The program performs training and testing in one run: it reads the training data, learns the lookup table and keeps it in memory, then reads the test data, runs the testing, and reports the results. The program output is in a fixed format, reporting 15 counters and 5 performance measures. The assignment will be graded based on the correctness of these measures.
Data
A set of training and test data is available as a compressed ZIP archive on Blackboard. The uncompressed archive contains the following files:
Three corpus files in universal dependencies format, with the file names indicating whether the file is for development, training, or testing (only the training and testing files will be used in the exercise).

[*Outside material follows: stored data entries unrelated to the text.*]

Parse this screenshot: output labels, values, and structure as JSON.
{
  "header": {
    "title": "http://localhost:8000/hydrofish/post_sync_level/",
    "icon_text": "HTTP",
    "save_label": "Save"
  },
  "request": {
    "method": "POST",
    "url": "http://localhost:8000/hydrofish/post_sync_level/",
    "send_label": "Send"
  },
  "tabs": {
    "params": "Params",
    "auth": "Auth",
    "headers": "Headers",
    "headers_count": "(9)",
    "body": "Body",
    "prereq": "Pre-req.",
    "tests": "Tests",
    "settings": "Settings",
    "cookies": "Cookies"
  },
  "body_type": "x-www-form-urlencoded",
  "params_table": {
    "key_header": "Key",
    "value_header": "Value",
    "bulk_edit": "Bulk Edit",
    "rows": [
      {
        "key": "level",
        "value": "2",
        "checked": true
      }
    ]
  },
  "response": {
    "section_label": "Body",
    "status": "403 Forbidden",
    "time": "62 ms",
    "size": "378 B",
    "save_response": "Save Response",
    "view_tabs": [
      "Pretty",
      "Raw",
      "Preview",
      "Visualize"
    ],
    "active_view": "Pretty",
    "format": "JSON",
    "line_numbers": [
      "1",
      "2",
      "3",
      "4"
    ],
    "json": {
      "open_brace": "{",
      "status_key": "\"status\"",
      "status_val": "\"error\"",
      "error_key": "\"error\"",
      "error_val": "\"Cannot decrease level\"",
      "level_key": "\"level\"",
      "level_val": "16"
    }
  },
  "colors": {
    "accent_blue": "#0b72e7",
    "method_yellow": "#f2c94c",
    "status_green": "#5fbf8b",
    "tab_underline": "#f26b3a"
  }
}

Additional readme and license files, which will not be used for the exercise.
The submission script will learn the model from the training data, test it on the test data, output the results, and compare them to the known solution. The grading script will do the same, but on training and test data from a different language.
Program
You will write a program called lookup-lemmatizer.py in Python 3 (Python 2 has been deprecated), which will take the paths to the training and test data files as command-line arguments. Your program will be invoked in the following way:
> python lookup-lemmatizer.py /path/to/train/data /path/to/test/data
The program will read the training data, learn a lookup table, run the lemmatizer on the test data, and write its report to a file called lookup-output.txt. The report has a fixed format of 22 lines which looks as follows:
Training statistics
Wordform types: 16879
Wordform tokens: 281057
Unambiguous types: 16465
Unambiguous tokens: 196204
Ambiguous types: 414
Ambiguous tokens: 84853
Ambiguous most common tokens: 75667
Identity tokens: 201485
Expected lookup accuracy: 0.967316238343
Expected identity accuracy: 0.716883052192
Test results
Total test items: 35430
Found in lookup table: 33849
Lookup match: 32596
Lookup mismatch: 1253
Not found in lookup table: 1581
Identity match: 1227
Identity mismatch: 354
Lookup accuracy: 0.962982658276
Identity accuracy: 0.776091081594
Overall accuracy: 0.954642957945
The numbers above are a correct output when running the program on the supplied data (the submission script). There is some variability possible in the output; see note below. The numbers will be different when the program is run on the data used by the grading script.
Starter code is available on Blackboard, which already reads the input and formats the output correctly. You are strongly encouraged to use this starter code; you will need to write the code that performs the counts and calculates the results correctly.